I have a sequence of questions that I ask myself during my early morning outfit recipe-ing, and it goes as such: what temperature will the weather app feed me as a lie today? Will I have to do any excessive walking aside from my daily commute? Is it going to rain? Because if it is, I’ll have to wear my hair back à la Duchess Meghan Markle, and that changes everything. Will I need to shave my legs? I avoid at all costs. There’s a 50/50 chance that the heat will be blasting in my office. Do I dress for the outside weather (that is a lie) or the anticipated sauna/gates of Hell (they’re synonymous) that is the 11th floor of my office building? The last question, being that it is the most important, holds the most weight in my recipe; will my look endure the answers to all aforementioned questions, AND will I still be comfortable at 6:00 pm? Many days, the answer is yes. Some days, especially today, the answer is no.
Close your eyes. Closed? Wait. Reopen and keep reading! Okay, now, imagine a candle, one that comes in a really pretty jar and smells like clean laundry air blowing through a field of three billion daisies. It’s the kind you want to light because it smells so darn good, but you hesitate because it will never go back to its original form. Unlit, brand new from the store, that candle represents my outfit at 7:45 this morning, unmarked by fallen ash, perfectly smooth across the top. As I stepped across the threshold of my apartment, I figuratively lit my wick. The coated string immediately started to turn black as the flame moved itself lower, closer to the wax. The longer its lit—which is all day because stripping at work is typically frowned upon—the lower the wax melts.
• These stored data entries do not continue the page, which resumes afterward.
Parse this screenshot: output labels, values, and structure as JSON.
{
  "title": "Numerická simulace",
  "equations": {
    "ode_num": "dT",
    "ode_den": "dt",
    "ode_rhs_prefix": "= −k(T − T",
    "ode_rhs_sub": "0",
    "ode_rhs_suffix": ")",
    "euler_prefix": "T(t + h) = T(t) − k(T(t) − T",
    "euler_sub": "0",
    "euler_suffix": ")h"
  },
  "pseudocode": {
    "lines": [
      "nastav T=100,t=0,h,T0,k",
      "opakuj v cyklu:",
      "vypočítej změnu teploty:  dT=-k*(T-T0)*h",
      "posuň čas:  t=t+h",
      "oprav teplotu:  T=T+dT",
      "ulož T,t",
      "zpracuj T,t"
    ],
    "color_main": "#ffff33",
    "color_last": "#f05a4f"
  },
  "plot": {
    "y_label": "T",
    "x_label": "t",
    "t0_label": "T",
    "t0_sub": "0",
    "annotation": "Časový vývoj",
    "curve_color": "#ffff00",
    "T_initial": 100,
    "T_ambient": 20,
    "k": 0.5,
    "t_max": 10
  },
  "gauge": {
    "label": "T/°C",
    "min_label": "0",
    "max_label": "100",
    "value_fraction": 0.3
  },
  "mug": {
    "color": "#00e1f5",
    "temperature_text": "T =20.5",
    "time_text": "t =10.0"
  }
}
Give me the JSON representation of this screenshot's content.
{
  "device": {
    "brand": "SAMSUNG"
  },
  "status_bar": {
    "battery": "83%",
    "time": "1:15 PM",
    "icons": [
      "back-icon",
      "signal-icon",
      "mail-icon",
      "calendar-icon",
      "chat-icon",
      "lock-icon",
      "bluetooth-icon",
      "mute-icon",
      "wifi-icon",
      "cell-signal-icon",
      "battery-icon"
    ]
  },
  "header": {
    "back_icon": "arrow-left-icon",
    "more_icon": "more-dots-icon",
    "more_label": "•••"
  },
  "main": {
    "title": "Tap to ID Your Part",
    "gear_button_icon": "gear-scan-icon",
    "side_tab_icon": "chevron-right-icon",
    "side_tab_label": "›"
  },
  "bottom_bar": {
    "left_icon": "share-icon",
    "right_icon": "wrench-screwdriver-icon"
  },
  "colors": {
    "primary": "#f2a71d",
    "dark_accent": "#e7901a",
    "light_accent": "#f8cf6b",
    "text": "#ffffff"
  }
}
As it melts, it drips and makes a mess of the jar, and sometimes the table if you’re not careful. Today, I was not careful. A short while ago, I was a brand spanking new, beautiful candle. Now, I am a messy wax covered jar that has emptied its contents onto its exterior. To be clear, I have not shit myself. I just look like shit. And, as a result, I feel like shit too.
The power of an impeccably executed ‘fit never ceases to amaze me. What we wear on our bodies is much more than an attempt at creating functionality, and no less than a complete expression of disposition. A character portrayal of sorts, my outfit allows me to be whoever I want the world to see me as. Maybe all black was a poor decision on a day in which I want the world to know that I am remarkably happy. But, that’s the thing about dressing. It’s as simple as changing one ingredient to redefine the entire recipe. So, tomorrow, I will make yet another attempt at becoming a melt-less candle. Perhaps mahogany teakwood? Until then, I’m going to dip my fingers in the wax and peel the hardened coat off my fingertips until I can run home and change.